$1.62-billion deal: Parmalat Group acquires Kraft Heinz natural cheese division

Kraft Heinz's Ingleside plant. ©2018 Google

INGLESIDE — Ingleside is set to join Winchester as a local Parmalat town, with the Kraft plant here among the assets changing hands as part of a $1.62-billion deal for Kraft Heinz Canada’s natural cheese division.

Parmalat Group today announced the impending acquisition that includes iconic cheese brands Cracker Barrel, P’tit Quebec and aMOOza!

“This deal will be good news for consumers, farmers, retailers, and the local community in Ingleside where nearly 400 local employees will be joining Parmalat Canada,” Parmalat’s public relations firm wrote in an email to Nation Valley News.
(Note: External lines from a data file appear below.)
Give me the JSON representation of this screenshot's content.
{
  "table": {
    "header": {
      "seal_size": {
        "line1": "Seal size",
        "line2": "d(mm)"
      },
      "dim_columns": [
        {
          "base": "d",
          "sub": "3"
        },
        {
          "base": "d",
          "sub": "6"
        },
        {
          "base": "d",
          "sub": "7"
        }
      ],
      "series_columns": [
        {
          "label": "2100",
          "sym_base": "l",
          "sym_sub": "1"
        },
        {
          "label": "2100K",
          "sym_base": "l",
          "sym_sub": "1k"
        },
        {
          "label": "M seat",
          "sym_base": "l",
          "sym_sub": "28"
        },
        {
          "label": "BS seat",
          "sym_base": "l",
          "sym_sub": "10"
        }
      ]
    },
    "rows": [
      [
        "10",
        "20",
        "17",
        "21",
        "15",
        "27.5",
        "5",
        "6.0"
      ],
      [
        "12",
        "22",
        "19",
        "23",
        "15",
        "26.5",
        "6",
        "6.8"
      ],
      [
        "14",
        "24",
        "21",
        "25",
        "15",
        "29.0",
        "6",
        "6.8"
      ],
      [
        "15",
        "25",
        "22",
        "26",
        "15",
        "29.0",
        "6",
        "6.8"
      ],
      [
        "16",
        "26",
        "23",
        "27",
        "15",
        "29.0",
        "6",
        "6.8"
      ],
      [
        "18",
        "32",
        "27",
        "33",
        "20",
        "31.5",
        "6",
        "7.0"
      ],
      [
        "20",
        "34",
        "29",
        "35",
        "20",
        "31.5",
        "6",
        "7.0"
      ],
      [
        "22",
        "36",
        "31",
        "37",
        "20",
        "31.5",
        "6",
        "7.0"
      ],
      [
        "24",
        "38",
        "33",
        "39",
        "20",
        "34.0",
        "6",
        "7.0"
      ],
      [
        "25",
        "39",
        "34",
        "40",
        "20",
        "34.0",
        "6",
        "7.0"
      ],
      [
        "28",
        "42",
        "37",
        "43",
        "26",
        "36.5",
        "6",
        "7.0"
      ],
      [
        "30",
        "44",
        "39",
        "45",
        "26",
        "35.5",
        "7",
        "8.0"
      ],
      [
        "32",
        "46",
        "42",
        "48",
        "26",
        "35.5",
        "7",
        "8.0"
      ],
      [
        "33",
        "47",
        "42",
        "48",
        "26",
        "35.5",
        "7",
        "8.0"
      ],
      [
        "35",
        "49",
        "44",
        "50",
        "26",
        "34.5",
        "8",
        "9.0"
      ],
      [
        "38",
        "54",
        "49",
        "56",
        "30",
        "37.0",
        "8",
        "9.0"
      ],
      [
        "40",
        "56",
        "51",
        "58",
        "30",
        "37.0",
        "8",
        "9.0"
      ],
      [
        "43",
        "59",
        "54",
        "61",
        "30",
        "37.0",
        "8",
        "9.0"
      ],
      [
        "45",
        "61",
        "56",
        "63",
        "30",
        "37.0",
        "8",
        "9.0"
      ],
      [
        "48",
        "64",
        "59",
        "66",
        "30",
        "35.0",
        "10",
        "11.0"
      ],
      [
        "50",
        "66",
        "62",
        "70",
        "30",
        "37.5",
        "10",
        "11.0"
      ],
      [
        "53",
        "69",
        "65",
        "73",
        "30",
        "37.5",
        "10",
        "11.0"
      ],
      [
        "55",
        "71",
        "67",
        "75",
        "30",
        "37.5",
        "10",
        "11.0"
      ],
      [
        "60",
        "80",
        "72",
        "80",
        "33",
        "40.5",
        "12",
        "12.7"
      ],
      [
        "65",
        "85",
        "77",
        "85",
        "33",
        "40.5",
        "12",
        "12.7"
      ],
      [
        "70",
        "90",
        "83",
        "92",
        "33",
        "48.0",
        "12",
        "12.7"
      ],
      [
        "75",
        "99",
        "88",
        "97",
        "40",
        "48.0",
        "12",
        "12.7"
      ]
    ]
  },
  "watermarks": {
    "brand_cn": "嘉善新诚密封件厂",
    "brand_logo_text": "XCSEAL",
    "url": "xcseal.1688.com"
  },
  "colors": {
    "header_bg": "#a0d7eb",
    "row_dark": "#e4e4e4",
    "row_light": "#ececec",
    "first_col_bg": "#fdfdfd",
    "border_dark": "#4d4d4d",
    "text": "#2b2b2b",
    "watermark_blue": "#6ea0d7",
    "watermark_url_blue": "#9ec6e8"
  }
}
“Today’s announcement speaks volumes about our drive to support dairy farmers, help the local economy and continue to build on our family tradition of cheese making,” said Mark Taylor, Parmalat CEO and President, in the accompanying press release.

“We are excited to work closely with the community and our stakeholders to ensure we can grow sustainably and help Canada’s natural cheese business thrive. Parmalat’s brands in Canada date back as far as 1881 (Balderson). This deep-rooted heritage in Canada makes the proposed transaction a logical step for us as we seek to make an even more significant economic and social contribution in Canada.

Getting the Ingleside facility  “helps expand our operations in Eastern Canada” and positions Parmalat for “future growth,” says the purchasing corporation.

The South Stormont operation “fits well into our current network,” according to Parmalat, which plans to use the former Kraft plant to “improve efficiencies and grow the business. The brands being acquired have wide brand recognition and offer channels for business expansion.”

The company also lauds the deal for helping to “protect and grow job opportunities and support dairy farm incomes.”

Existing Parmalat factories in Winchester, Belleville and Victoriaville will remain open after the Kraft line has been purchased, raising the corporation’s cheese-plant fleet from three to four in Ontario and Quebec.  In all, Parmalat — listed on the Italian stock exchange and controlled by French-based Lactalis Group — operates 16 Canadian dairy processing facilities and employs 3,000 people in this country.

It says the Kraft transaction represents a “significant investment in Canadian dairy” and a “vote of confidence in Canada’s dairy industry that will provide important benefits to Canada.”

It also highlights the deal for allowing Parmalat “to utilize more of the milk ingredients we produce which will allow us to become more self-sufficient [and] reduce waste …”

The subject of Parmalat’s waste volume — and accompanying odour — curdled into a hot local election and community issue in nearby Winchester this summer, following a $15-million capacity expansion at that factory in 2017. Parmalat scrambled to bring technological improvements online while assuring the community an end to the problem was in sight.

The U.S.-based seller plans “to focus on the segments and categories where we have stronger brand equity, competitive advantage and greater growth prospects,” according to Bernardo Hees, Kraft Heinz Chief Executive Officer.

“We’re excited about what this transaction means for our future growth and business in Canada,” said Hees in a press release. “We also believe Parmalat is uniquely positioned to advance the natural cheese business given their experience and focus on the dairy industry.”